In the process of weak sEMG signal acquisition, the SNR is an important standard to constantly measure signal quality. Reducing the influence of noise on sEMG is conducive to improving the SNR. The flexible EMG electrode made of highly adhesive materials has more contact with the skin. Therefore, the motion artifact generated by the relative motion between the electrode and the skin is reduced, which can improve the acquired table quality of the facial EMG signal. Therefore, combining material modification with structure design synergistically helps improve the adhesion of the electrode to the human skin.

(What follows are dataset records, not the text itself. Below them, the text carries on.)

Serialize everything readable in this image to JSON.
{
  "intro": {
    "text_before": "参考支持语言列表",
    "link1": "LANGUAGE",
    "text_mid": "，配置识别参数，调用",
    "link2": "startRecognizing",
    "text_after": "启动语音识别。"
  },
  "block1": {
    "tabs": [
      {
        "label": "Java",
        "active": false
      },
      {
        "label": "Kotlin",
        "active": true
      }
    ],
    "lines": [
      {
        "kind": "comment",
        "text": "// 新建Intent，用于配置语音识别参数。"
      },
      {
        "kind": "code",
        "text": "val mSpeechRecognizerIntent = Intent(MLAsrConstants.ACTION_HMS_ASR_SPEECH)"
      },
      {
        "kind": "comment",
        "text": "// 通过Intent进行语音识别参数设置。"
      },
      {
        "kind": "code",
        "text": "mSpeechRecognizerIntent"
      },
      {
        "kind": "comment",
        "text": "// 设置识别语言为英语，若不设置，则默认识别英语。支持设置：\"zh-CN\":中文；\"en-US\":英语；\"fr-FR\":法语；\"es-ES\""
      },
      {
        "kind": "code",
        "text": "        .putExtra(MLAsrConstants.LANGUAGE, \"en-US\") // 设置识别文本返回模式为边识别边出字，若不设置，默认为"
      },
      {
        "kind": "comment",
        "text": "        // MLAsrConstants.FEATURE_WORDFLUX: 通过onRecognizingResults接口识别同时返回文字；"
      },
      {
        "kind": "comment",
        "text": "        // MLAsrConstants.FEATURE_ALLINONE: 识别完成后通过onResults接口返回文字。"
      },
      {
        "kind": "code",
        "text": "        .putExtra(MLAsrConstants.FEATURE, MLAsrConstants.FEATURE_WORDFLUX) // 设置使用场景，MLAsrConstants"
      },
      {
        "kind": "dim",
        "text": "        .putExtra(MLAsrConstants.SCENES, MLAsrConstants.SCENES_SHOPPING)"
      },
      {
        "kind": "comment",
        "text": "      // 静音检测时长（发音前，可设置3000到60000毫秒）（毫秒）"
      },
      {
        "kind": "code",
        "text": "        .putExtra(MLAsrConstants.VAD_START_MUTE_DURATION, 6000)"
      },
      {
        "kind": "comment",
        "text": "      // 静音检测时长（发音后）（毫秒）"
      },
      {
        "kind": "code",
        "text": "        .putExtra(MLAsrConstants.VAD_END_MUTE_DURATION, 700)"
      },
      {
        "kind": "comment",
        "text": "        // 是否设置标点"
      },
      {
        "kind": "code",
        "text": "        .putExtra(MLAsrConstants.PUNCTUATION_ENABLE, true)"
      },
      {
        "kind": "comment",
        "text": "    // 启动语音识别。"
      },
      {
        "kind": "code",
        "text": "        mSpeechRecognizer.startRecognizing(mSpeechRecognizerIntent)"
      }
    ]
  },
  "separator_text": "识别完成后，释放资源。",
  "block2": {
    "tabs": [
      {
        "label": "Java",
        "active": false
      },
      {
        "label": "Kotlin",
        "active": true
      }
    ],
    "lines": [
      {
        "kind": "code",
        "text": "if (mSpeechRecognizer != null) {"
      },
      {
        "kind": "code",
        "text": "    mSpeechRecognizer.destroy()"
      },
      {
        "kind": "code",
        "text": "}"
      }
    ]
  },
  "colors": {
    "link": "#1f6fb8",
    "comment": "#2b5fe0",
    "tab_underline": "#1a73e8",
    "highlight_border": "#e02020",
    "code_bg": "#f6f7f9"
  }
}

In conclusion, despite challenges, flexible electrodes will advance and find broader applications by achieving the mentioned performance. The future of skin-electrode systems will emphasize wireless power, communication, and seamless skin-to-skin integration. Future flexible electrodes are hoped to be intelligent for acquiring bioelectrical signals in daily life. We predict that a critical trend in future development will be the integration of multifunctional systems into wearable devices to realize wireless and routine operations.